Sentiment for the yellow metal is very weak
CHAPEL HILL, NC (MarketWatch) — The gold-market timers I track aren’t exhibiting the extreme pessimism and despair that is the hallmark of a bottom in prices, despite a dismal six-week period for the yellow metal.
Over the past month and a half, the March Comex gold contract has fallen by more than $100 — from a high of $1,307 on Jan. 22 to a low of $1,195 earlier this week. It’s currently just above $1,200. In fact, bullion is now back to within shouting distance of its late-December low.
Nevertheless, the average recommended exposure among gold timers I monitor is nowhere near as low as where it was during those December lows. And that’s not a good sign, according to contrarian analysis.
The current average recommended exposure level (as represented by the Hulbert Gold Newsletter Sentiment Index, or HGNSI) stands at 0% — indicating that the average gold timer monitored by the Hulbert Financial Digest is completely in cash.
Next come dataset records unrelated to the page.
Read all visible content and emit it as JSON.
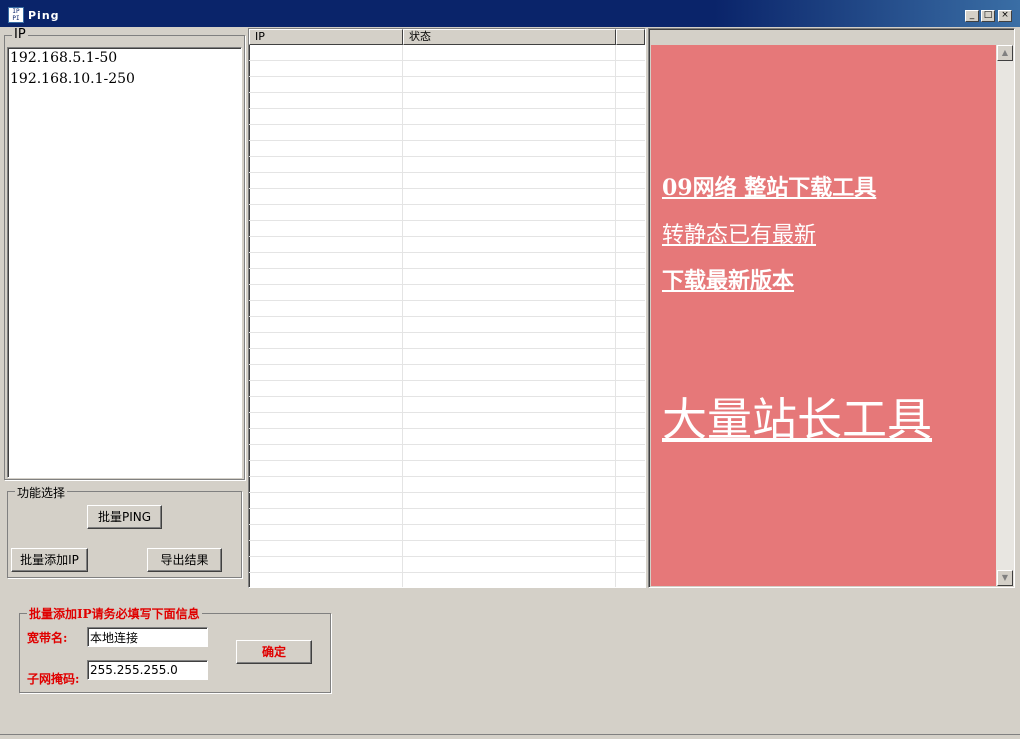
{
  "window": {
    "title": "Ping",
    "icon": "app-icon"
  },
  "ip_group": {
    "legend": "IP",
    "lines": [
      "192.168.5.1-50",
      "192.168.10.1-250"
    ]
  },
  "func_group": {
    "legend": "功能选择",
    "batch_ping_label": "批量PING",
    "batch_add_ip_label": "批量添加IP",
    "export_label": "导出结果"
  },
  "results": {
    "columns": [
      "IP",
      "状态",
      ""
    ]
  },
  "ad": {
    "line1": "09网络 整站下载工具",
    "line2": "转静态已有最新",
    "line3": "下载最新版本",
    "line4": "大量站长工具",
    "bg_color": "#e67879"
  },
  "batch_add": {
    "legend": "批量添加IP请务必填写下面信息",
    "broadband_label": "宽带名:",
    "broadband_value": "本地连接",
    "subnet_label": "子网掩码:",
    "subnet_value": "255.255.255.0",
    "confirm_label": "确定"
  }
}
At the late-December lows, in contrast, the HGNSI stood at minus 46.9%, which meant that, at that time, the average gold timer was allocating nearly half of his gold-trading portfolio to going short, betting on a decline.
That represented a very aggressive bet that gold was headed lower, and in true contrarian fashion, the gold market quickly responded by rallying: Bullion rose by more than $100 an ounce over the following four weeks.
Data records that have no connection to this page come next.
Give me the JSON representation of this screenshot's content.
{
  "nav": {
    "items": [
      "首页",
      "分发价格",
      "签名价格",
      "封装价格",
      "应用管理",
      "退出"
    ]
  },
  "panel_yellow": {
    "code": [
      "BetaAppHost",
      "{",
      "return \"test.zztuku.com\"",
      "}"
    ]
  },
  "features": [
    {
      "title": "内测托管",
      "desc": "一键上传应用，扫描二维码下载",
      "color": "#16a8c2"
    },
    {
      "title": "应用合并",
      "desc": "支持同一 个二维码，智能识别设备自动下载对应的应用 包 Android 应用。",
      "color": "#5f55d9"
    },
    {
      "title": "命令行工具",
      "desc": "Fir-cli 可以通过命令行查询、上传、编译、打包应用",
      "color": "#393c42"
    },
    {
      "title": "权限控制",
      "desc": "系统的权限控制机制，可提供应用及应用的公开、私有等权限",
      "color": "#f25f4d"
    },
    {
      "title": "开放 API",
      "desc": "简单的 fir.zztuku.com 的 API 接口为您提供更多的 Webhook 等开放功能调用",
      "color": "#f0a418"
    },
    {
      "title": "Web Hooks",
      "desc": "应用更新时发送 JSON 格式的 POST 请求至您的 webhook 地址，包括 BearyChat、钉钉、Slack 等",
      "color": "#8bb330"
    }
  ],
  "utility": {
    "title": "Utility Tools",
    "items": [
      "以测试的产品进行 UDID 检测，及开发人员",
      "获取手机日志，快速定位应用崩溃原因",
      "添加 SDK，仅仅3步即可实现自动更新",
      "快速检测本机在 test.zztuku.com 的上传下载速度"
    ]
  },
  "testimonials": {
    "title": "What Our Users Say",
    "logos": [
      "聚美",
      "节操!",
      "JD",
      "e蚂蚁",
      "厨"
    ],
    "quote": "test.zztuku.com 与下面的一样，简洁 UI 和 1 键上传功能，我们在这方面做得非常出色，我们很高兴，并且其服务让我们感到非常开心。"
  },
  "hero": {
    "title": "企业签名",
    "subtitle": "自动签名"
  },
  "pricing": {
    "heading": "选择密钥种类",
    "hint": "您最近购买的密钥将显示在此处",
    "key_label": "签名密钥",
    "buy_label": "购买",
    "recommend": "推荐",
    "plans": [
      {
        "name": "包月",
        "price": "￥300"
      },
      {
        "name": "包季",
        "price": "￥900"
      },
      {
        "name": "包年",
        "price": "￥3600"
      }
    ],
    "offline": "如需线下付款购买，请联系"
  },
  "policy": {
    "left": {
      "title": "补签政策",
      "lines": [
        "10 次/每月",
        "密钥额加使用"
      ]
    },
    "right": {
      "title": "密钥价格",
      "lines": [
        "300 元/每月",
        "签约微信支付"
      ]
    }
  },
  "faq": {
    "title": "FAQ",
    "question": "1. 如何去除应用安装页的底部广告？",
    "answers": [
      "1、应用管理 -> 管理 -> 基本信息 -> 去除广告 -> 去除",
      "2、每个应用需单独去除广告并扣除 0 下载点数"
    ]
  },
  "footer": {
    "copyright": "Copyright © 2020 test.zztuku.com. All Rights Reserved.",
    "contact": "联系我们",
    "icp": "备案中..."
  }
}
Unfortunately, as you can see from the accompanying chart, the HGNSI is a lot higher today than in late December. As a result, the current gold market rests on a markedly weaker foundation of sentiment than it did then.
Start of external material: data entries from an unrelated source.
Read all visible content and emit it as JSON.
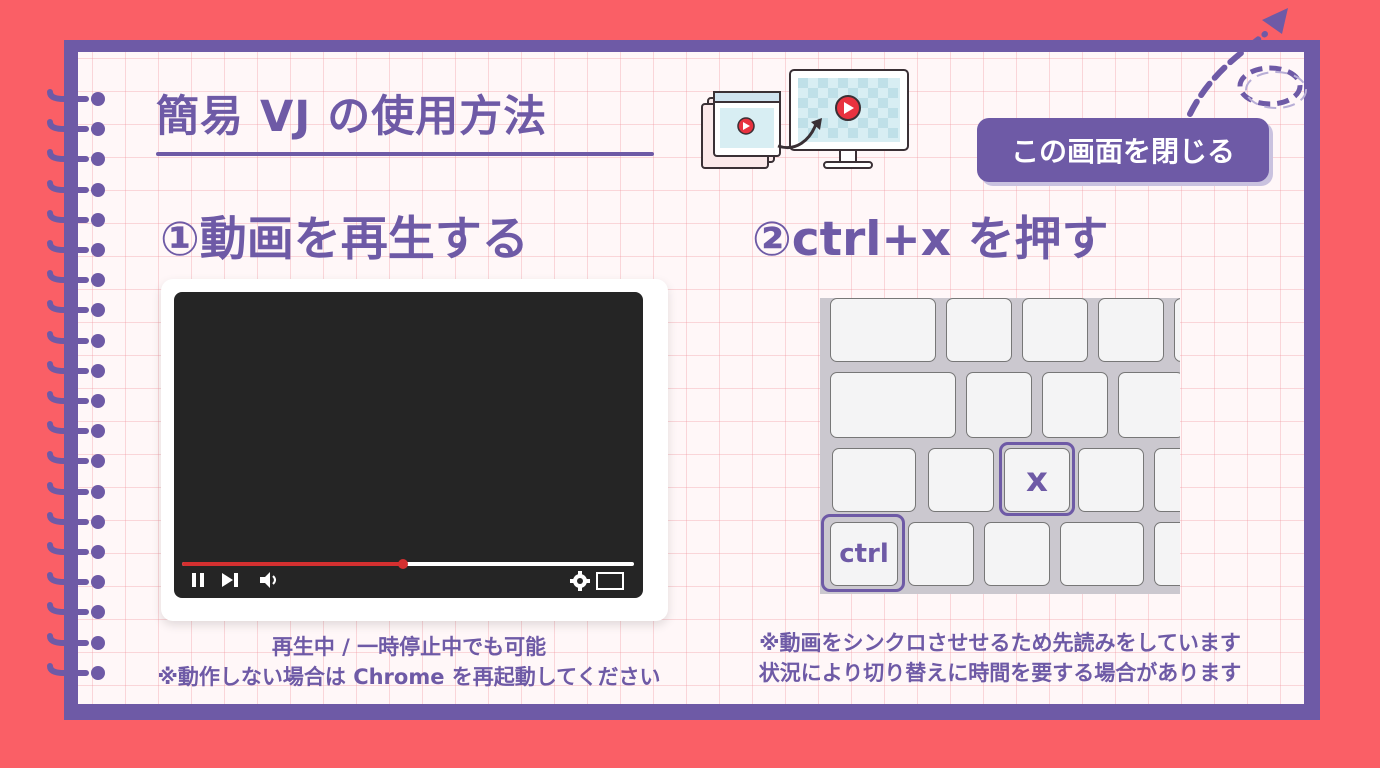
{
  "title": "簡易 VJ の使用方法",
  "close_button": "この画面を閉じる",
  "steps": [
    {
      "label": "①動画を再生する"
    },
    {
      "label": "②ctrl+x を押す"
    }
  ],
  "player": {
    "progress": 0.49,
    "icons": [
      "pause-icon",
      "skip-next-icon",
      "volume-icon",
      "settings-icon",
      "fullscreen-icon"
    ]
  },
  "keyboard": {
    "highlighted_keys": [
      {
        "label": "x"
      },
      {
        "label": "ctrl"
      }
    ]
  },
  "notes": {
    "left": [
      "再生中 / 一時停止中でも可能",
      "※動作しない場合は Chrome を再起動してください"
    ],
    "right": [
      "※動画をシンクロさせせるため先読みをしています",
      "状況により切り替えに時間を要する場合があります"
    ]
  },
  "colors": {
    "background": "#fa5f66",
    "accent": "#6e5aa6",
    "progress": "#d43030"
  }
}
What’s it going to take to create that strong foundation? Contrarians typically don’t speculate. It could happen quickly if many gold timers decide in coming sessions to throw in the towel. It would take longer if the gold timers stubbornly stick on to their relative bullishness.
We’ll know soon enough.
In the meantime, don’t forget that contrarian analysis applies primarily to the short term, and thus sheds little light on gold’s longer-term prospects. Gold could easily be much higher at the end of this year, for example. But, if so, and if contrarian analysis is right, bullions’s path to that higher level will take it lower first.